Jacopo Fiesco è il basso Dmitry Beloselskiy, convincente e potente, con voce vibrante e sempre espressivo, il cui colore scuro non adombra i passaggi più melodici e che ben impersona l’altero e superbo nobile genovese. Carmen Giannattasio ha cantato nei panni di Amelia (Maria), incantandoci per il timbro soave e squillante. Espressiva e di buona recitazione, a suo agio nel ruolo della giovane donna in balia degli eventi e degli uomini, cui tenta con tenacia di dare una direzione di pace e di amore. Convincente in tutti i duetti, nei quali ha fornito ottima prova di sé. A luglio sarà sostituita da Krassimira Stoyanova.

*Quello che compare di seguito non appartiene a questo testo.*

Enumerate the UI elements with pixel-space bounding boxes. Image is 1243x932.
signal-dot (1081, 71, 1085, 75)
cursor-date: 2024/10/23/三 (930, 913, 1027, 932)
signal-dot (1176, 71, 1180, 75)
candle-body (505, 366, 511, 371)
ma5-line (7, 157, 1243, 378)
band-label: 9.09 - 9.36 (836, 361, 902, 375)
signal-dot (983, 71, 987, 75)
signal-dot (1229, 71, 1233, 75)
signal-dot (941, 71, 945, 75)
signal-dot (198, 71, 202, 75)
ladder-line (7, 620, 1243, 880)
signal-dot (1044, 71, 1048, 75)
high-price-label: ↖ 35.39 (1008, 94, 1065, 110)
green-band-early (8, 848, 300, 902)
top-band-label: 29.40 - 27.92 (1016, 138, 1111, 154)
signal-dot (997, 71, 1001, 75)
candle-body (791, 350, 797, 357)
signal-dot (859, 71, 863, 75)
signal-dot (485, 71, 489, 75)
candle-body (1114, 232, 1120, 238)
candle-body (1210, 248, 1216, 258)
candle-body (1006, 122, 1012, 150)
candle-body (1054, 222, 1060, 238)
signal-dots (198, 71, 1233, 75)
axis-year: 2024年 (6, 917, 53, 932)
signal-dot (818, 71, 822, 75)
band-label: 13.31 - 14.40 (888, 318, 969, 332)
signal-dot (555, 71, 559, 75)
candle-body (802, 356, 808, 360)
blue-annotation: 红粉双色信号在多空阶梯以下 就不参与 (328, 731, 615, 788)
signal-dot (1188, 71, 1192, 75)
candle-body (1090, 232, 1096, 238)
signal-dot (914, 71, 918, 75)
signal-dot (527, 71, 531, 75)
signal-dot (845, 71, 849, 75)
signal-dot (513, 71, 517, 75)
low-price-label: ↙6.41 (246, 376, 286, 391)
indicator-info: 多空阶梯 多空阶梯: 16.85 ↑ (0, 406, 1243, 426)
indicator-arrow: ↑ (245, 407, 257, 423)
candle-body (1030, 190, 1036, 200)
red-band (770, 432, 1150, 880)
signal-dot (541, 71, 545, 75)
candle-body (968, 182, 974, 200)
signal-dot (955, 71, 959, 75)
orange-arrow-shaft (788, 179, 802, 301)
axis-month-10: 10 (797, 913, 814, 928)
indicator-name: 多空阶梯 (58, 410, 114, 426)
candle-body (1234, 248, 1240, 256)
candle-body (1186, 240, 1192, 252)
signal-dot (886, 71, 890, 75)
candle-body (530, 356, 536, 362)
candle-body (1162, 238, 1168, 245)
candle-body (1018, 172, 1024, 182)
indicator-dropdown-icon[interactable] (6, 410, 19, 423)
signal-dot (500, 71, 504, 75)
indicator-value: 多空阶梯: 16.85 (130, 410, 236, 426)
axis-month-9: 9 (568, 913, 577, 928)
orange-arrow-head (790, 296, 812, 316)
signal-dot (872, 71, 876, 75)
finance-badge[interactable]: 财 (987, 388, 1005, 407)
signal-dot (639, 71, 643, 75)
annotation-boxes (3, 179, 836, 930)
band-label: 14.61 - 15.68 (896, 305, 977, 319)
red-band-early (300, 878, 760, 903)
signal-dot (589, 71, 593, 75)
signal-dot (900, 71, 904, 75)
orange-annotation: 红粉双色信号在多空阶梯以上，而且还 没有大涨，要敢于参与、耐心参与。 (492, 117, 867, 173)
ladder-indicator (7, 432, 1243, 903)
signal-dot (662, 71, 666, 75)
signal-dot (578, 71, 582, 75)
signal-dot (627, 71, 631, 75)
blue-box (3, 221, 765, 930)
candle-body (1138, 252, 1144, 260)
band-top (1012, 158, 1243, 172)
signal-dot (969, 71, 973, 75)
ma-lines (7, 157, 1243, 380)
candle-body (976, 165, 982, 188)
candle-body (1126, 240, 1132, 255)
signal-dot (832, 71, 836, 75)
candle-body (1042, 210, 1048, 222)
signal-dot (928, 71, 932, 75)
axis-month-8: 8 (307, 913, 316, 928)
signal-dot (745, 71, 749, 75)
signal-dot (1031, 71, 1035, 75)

Ottimo il Gabriele Adorno di Giorgio Berrugi, che ha incontrato il pieno favore del pubblico. Giovane innamorato e irruente relegato a coprotagonista, Berrugi si è cimentato in questo atipico ruolo di tenore con disinvoltura. La sua interpretazione convincente e sentita ha dato ulteriore lustro al personaggio, con lui dotato di una voce potente e limpida.

Molto bene anche Massimo Cavalletti, Paolo Albiani, in un ruolo che ci ricorda molto quello di Iago e in generale dell’intrigante infame. Espressivo, di spiccata verve teatrale e con voce decisa e puntuale, ha ben interpretato un personaggio ambiguo e gretto, eppure molto umano. Degni di nota il Pietro di Ernesto Panariello, che ha ben eseguito le brevi parti lui assegnate, il Capitano di Luigi Albani, che canta a cappella, e l’ancella di Amelia, Barbara Lavarin, ottima nella brevissima parte.

Spettacolare, come al solito, il coro del Teatro alla Scala diviso in plebei e patrizi, che qui ha dato particolare prova anche delle sue capacità di recitazione. Il successo di sala è stato unanime, premiando così degnamente l’ultima opera in cartellone alla Scala prima della pausa estiva.